I made the first test flight in ’89, and after more alterations, flew it for some time in the nearby area. I put quite a few hours on the plane, but I found that flying a small plane in that area was a little like taking a Sunday afternoon car ride on a Los Angeles Freeway (25% of all the licensed pilots in the USA live between Santa Barbara and San Diego!) I had a little problem landing one day at the Hemet, California airport, and pretty well wiped out the landing gear. ... A friend and I tied the spread landing gear together, and towed it back the 30 miles to home.I decide (much to the relief of Marika and the neighbors) that I should give up my flying career. I installed a new nose gear, repaired the main gear, and sold the plane.

We stayed on in California until 1996, when we decided we were getting old enough (81 and 76) that we should be closer to our family. They lived in Virginia, the Virgin Islands, and England, so we located a retirement home in Charlottesville. Our daughter, son-in-law, and only two grandchildren live here,and we have just watched our grand-daughter graduate from VA. Tech. We are well established here in Thomas Jefferson's town, a very pleasant place to be. (But every winter we long for Southern California.)

I am fortunate to be in fairly good health after reaching my 91st birthday, can still drive and walk, and have challenged myself in getting rid of my six year old PC, and switching over to the Apple camp, for several reasons. Had I realized it would be this difficult to teach an old dog some new tricks, I might not have done it. ... My wife of 64 years is not so fortunate, and requires a walker to get around, and has been fighting the terrible scourge of Alsheimer's for some time. This requires some of my time, and severely limits our traveling ability. I find that most of my older friends from earlier model plane and University days have gone, and I'm reaching out to you younger associates to find out how time has treated you.

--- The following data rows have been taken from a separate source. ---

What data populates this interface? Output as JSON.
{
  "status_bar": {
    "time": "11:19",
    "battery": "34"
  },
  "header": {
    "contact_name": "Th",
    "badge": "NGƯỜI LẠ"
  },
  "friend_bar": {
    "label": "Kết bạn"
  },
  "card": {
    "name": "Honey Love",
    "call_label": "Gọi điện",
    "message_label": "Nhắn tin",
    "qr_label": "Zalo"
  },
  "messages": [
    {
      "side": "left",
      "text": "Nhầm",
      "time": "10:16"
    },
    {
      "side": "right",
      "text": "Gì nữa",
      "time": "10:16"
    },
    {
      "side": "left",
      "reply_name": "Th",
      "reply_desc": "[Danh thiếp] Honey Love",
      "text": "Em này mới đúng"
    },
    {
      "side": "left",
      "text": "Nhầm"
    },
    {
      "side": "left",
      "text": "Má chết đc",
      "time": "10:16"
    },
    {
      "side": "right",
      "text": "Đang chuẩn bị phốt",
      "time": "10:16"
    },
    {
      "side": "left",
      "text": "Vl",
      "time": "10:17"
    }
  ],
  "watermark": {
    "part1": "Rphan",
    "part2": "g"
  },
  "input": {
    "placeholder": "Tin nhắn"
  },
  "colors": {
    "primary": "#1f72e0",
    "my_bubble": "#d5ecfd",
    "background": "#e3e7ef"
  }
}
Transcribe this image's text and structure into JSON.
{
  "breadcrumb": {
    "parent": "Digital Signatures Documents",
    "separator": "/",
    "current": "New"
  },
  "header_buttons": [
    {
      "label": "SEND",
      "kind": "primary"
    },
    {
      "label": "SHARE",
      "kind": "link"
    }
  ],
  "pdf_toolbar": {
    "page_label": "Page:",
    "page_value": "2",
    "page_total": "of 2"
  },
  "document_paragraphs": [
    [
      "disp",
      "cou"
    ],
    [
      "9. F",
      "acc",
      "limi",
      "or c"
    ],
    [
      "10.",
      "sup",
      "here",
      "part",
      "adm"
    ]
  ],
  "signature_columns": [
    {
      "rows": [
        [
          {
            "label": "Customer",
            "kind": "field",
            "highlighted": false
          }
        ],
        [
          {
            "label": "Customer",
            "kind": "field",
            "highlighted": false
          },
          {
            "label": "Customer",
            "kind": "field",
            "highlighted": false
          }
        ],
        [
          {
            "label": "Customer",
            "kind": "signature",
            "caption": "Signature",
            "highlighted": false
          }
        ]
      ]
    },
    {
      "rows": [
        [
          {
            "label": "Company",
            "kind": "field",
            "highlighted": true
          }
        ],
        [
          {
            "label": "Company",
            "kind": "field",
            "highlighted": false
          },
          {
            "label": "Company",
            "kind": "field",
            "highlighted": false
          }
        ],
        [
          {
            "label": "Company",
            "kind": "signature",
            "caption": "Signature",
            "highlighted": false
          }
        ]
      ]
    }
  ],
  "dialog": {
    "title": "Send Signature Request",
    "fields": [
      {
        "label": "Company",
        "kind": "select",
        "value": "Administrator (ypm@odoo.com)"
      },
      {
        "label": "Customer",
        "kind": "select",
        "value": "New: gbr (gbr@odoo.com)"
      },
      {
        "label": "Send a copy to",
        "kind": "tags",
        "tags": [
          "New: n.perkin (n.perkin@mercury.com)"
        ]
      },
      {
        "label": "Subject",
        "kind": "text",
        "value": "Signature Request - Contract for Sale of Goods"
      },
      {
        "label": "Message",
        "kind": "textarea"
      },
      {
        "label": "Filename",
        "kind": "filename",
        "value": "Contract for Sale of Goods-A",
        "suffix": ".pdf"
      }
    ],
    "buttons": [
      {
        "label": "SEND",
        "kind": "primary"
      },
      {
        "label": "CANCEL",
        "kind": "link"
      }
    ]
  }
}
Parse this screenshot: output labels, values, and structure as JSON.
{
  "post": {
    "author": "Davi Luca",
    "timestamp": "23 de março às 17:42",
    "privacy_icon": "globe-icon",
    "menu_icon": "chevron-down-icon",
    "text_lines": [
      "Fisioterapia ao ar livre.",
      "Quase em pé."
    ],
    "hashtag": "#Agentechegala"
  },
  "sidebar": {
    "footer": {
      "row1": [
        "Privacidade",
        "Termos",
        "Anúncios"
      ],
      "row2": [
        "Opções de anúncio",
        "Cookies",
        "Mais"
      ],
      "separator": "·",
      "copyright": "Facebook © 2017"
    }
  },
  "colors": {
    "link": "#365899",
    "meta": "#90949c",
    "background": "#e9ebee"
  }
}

In fall 2010, Cahill broke his right arm. Then, on December 3, 2010, Bob Cahill and his wife were involved in a multiple-car accident (fourth in line). He later fell over backwards and broke his left arm, unable to use his walker, with both of his arms broken. The racing community rose to send him cards, visit him, and let him know he was remembered and supported. Bill Dedman wrote that he had an eight inch stack of get-well cards. At the time, he was 94 years old.

His wife, Marika (“Molly”) died on July 10, 2011, in Charlottesvsille, Virginia at the age of 91.

Bob Cahill died on November 14th in Little Rock, Arkansas, at the age of 96. He had a daughter, Judith, two brothers, and three grandchildren. Services were at Little Rock Funeral Home.